Find where $f(z)=\mathrm{Log}\left(\frac{z-\alpha}{z-\beta}\right)$ is defined and continuous

Question

Let $\alpha,\beta\in\mathbb C$ and let $f(z):\mathbb C \to \mathbb C$ such that:

$$f(z)=\mathrm{Log}\left(\frac{z-\alpha}{z-\beta}\right)$$

We know that the principal branch of $\log(w)$ (denoted as $\mathrm{Log}(w)$) is defined and continuous for every $w\in\mathbb C\setminus A$ when:

$$A=\left\{w\in\mathbb C\mid \Im(w)=0, \Re(w)\leq 0 \right\}$$

My goal is to find where $f$ is defined and continuous. For that, I subtituted $w=\frac{z-\alpha}{z-\beta}$ and tried to calculate the real and imaginary parts of $w$, but it turned out to be an algebraic nightmare. I managed to make things simpler, but the condition I got is an equation which is dependent on $\Re(z),\Im(z),\Re(\alpha),\Im(\alpha),\Re(\beta)$ and $\Im(\beta)$, which makes it harder to define the domain properly.
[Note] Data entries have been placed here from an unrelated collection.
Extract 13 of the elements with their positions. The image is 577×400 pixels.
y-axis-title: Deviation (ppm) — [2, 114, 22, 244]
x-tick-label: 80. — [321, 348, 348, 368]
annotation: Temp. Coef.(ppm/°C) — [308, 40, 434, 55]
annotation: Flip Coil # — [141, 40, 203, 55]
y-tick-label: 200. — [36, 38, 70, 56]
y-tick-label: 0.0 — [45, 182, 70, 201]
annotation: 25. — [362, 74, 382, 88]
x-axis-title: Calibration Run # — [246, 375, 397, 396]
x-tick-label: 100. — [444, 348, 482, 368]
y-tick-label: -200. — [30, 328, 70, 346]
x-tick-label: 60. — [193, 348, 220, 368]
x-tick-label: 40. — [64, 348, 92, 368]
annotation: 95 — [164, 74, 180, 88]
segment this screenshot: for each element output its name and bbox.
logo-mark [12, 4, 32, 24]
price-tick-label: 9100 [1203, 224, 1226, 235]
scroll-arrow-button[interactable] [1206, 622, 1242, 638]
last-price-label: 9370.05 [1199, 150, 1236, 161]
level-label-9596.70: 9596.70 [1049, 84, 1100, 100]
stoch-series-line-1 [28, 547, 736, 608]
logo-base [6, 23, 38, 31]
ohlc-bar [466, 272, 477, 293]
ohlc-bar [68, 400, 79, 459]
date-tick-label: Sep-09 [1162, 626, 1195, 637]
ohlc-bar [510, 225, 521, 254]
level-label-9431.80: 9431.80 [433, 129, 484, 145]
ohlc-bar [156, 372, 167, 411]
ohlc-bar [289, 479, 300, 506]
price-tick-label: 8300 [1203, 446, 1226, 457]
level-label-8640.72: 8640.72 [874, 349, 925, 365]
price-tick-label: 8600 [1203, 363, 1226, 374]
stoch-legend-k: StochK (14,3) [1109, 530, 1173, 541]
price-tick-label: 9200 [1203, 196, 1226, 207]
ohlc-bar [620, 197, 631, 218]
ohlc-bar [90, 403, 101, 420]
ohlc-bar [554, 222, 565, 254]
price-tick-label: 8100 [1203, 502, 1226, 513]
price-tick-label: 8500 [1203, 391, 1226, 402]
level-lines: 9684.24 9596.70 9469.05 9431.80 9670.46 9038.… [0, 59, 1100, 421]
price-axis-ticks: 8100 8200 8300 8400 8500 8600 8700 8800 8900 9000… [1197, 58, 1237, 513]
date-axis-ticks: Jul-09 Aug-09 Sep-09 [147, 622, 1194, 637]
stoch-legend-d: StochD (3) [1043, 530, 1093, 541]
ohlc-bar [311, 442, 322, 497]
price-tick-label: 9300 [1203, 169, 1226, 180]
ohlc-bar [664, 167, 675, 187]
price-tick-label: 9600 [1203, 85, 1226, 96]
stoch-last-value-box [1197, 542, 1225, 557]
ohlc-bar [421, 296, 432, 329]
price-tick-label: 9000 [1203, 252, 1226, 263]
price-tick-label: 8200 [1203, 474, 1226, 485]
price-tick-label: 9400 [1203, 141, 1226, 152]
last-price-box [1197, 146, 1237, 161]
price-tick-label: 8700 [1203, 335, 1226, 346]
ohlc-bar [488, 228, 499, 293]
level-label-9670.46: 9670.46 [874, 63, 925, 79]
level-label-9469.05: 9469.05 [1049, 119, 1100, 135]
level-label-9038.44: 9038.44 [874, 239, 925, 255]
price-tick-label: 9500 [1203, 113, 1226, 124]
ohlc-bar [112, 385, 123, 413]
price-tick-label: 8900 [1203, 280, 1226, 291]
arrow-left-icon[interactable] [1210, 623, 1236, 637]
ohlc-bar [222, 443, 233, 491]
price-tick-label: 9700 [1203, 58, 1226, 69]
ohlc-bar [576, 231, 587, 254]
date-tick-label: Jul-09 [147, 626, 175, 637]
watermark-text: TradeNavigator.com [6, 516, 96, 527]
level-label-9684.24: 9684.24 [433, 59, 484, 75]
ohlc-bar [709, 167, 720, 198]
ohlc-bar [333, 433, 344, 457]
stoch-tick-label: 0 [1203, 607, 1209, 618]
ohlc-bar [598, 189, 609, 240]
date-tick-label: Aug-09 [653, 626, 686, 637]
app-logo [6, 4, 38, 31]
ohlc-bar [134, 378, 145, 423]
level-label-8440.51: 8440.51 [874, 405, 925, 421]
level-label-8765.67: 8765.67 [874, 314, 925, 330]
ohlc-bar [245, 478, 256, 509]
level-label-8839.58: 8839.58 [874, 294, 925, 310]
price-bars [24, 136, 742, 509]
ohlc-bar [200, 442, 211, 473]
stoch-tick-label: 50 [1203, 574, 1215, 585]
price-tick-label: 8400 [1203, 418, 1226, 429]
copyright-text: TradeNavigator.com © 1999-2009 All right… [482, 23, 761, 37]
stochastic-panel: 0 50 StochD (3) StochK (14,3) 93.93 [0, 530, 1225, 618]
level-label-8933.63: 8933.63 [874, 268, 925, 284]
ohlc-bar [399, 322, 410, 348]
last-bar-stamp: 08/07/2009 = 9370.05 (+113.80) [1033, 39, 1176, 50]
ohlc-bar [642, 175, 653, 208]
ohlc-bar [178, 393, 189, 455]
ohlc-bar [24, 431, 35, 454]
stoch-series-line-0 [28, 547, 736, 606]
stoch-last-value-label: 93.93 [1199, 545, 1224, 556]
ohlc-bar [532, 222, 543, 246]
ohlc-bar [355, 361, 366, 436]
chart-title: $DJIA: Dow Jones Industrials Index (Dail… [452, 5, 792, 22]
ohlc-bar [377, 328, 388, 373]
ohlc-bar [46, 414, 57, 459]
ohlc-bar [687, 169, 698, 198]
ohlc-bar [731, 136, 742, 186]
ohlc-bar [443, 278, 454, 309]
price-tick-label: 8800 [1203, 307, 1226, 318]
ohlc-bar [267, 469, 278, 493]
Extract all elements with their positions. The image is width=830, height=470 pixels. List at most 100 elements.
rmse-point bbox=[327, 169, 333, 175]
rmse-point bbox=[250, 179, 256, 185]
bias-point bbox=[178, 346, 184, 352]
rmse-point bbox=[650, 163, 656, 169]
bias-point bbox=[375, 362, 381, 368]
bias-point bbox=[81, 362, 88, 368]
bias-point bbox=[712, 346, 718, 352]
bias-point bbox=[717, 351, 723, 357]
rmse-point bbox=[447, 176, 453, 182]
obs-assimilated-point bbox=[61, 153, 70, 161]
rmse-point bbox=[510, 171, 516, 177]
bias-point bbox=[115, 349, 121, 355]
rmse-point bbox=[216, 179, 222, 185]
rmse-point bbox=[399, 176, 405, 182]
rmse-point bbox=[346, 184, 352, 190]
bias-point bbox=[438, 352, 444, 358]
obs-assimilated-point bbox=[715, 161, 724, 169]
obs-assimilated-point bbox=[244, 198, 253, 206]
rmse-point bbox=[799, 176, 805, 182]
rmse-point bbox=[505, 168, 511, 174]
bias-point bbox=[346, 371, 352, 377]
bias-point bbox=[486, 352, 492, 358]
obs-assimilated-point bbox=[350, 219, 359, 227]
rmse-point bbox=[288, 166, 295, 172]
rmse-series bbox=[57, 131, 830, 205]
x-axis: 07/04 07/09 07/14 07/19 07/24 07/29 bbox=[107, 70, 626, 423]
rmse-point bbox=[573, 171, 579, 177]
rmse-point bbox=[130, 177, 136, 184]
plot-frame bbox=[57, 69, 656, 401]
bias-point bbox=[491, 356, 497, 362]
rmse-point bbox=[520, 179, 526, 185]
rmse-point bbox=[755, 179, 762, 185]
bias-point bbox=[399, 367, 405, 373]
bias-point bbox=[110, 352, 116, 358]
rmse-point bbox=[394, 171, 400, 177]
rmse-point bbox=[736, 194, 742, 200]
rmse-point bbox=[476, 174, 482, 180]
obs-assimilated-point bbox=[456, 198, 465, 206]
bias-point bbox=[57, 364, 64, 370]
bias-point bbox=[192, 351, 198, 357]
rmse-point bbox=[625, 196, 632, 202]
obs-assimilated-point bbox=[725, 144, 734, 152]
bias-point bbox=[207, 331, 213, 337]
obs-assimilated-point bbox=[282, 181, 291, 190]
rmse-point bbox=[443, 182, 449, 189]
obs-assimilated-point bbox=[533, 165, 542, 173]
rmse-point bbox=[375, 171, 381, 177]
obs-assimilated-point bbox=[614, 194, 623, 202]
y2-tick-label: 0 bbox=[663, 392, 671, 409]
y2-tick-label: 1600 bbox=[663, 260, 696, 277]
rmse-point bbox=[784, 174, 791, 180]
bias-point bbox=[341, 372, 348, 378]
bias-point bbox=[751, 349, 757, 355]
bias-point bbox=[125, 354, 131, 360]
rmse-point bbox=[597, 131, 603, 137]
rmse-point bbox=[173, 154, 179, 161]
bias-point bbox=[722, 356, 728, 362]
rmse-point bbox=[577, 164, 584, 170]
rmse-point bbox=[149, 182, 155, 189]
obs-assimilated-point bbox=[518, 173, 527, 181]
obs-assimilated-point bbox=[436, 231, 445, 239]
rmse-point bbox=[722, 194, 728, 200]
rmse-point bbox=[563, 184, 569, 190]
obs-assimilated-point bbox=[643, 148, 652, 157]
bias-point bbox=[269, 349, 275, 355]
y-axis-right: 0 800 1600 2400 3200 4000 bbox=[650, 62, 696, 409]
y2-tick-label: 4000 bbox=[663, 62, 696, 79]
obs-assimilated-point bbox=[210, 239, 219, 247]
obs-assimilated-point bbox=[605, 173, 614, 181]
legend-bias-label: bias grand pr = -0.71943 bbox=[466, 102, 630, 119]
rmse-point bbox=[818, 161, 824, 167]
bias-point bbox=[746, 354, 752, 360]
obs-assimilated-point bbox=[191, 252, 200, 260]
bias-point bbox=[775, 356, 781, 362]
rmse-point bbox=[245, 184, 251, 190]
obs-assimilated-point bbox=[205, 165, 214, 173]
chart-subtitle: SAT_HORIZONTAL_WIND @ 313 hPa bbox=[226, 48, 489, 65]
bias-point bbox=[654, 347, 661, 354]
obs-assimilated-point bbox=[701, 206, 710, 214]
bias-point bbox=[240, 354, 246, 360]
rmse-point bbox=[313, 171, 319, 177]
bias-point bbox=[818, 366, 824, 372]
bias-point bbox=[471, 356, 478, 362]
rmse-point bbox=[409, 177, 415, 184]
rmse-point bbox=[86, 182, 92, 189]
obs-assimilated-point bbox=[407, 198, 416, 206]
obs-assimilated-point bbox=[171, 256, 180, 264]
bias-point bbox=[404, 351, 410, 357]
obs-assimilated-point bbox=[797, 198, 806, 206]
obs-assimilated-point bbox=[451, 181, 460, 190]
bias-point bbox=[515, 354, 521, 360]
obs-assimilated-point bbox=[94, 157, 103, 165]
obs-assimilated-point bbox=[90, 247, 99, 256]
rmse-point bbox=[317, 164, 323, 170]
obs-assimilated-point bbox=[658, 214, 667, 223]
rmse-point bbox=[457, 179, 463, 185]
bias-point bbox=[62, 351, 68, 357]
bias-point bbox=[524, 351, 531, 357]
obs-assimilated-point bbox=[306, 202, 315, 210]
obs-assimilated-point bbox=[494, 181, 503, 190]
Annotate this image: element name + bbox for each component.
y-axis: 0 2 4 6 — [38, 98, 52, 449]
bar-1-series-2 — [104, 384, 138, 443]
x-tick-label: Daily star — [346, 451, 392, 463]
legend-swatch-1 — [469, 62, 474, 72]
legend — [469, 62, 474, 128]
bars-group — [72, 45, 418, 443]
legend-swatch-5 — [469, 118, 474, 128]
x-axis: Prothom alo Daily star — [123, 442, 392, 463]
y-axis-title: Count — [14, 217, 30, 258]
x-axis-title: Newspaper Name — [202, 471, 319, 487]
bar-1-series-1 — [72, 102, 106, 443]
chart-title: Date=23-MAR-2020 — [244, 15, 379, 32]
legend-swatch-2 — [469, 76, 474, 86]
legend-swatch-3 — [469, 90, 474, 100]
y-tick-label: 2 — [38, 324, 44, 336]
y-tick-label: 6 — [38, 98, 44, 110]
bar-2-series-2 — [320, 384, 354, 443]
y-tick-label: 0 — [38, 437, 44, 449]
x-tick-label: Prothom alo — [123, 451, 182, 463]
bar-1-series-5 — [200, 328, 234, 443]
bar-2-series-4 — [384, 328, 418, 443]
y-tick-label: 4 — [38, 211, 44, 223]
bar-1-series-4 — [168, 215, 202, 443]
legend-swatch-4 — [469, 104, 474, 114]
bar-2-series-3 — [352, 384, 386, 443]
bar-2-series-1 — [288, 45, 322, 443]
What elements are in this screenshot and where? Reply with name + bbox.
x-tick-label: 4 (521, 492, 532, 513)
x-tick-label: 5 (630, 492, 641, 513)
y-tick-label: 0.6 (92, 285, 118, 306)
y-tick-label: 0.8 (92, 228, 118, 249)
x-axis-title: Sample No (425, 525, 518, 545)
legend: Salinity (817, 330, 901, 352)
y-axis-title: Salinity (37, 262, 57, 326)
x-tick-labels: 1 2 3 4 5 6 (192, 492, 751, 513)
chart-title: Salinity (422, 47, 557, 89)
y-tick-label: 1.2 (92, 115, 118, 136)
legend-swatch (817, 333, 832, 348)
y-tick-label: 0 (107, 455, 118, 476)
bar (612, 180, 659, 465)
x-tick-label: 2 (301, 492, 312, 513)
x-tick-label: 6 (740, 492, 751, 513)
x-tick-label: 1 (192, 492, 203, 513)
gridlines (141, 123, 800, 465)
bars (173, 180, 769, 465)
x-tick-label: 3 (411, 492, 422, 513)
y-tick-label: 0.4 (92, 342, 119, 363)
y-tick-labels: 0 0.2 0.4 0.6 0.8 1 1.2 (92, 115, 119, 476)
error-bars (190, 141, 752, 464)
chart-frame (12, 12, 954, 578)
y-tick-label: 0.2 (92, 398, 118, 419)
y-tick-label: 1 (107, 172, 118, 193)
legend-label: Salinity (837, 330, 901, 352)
I would be glad to see your ways of finding the domain of the above function $f$; They must be better than mine.

Thanks!

Answer 1

Since $\mathrm{Log}$ is discontinuous (and not holomorph) on $D=(-\infty,0]\times \{0\}$, function $f$ is discontinuous (and not holomorph) on $z$ iff $$\frac{z-\alpha}{z-\beta}\in D=(-\infty,0]\times \{0\},$$ that is: $$\mathrm{Re}\left(\frac{z-\alpha}{z-\beta}\right)\leqslant 0$$ and $$\mathrm{Im}\left(\frac{z-\alpha}{z-\beta}\right)= 0.$$ Since $$\frac{z-\alpha}{z-\beta}=\frac{(z-\alpha)(\overline{z}-\overline{\beta})}{|z-\beta|^2}=\frac{z\overline{z}-z\overline{\beta}-\alpha \overline{z}+\alpha \overline{\beta}}{|z-\beta|^2},$$ we get:

$$\mathrm{Re}\left(\frac{z-\alpha}{z-\beta}\right)=\frac{|z|^2-\mathrm{Re}(z\overline{\beta})-\mathrm{Re}(\alpha \overline{z})+\mathrm{Re}(\alpha \overline{\beta})}{|z-\beta|^2},$$ $$\mathrm{Im}\left(\frac{z-\alpha}{z-\beta}\right)=\frac{-\mathrm{Im}(z\overline{\beta})-\mathrm{Im}(\alpha \overline{z})+\mathrm{Im}(\alpha \overline{\beta})}{|z-\beta|^2}.$$ So $$\mathrm{Re}\left(\frac{z-\alpha}{z-\beta}\right)\leqslant 0\iff |z|^2-\mathrm{Re}(z\overline{\beta})-\mathrm{Re}(\alpha \overline{z})+\mathrm{Re}(\alpha \overline{\beta})\leqslant 0$$ and: $$\mathrm{Im}\left(\frac{z-\alpha}{z-\beta}\right)=0\iff -\mathrm{Im}(z\overline{\beta})-\mathrm{Im}(\alpha \overline{z})+\mathrm{Im}(\alpha \overline{\beta})=0.$$ Setting $$A=\{z:-\mathrm{Im}(z\overline{\beta})-\mathrm{Im}(\alpha \overline{z})+\mathrm{Im}(\alpha \overline{\beta})=0 \textrm{ and } |z|^2-\mathrm{Re}(z\overline{\beta})-\mathrm{Re}(\alpha \overline{z})+\mathrm{Re}(\alpha \overline{\beta})\leqslant 0\},$$ we get that $f$ is continuous and holomorph on $\mathbb{C}\setminus A.$

Answer 2

Two options:

1. Shift the variable to make things easier, then revert at the end: put $u=z+\beta$. Then $$ f(u+\beta) = \operatorname{Log}\bigg( \frac{u+\beta-\alpha}{u}\bigg) = \operatorname{Log}\bigg( 1 + \frac{\beta-\alpha}{u}\bigg) $$ and now all you have to do is find when $1+(\beta-\alpha)/u$ is nonpositive.

2. We know the set where $\operatorname{Log}(w)$ is defined, with $w=g(z)$, so if we can find the inverse image of this set under $g$, we find out where $\operatorname{Log}(g(z))$ is defined. That is, solve $$ w = \frac{z-\alpha}{z-\beta} $$ for $z$, and find out where the set of $w \in A$ goes.

Either way, it comes out to be the complement of the line segment joining $\beta$ to $\alpha$ (including the endpoints).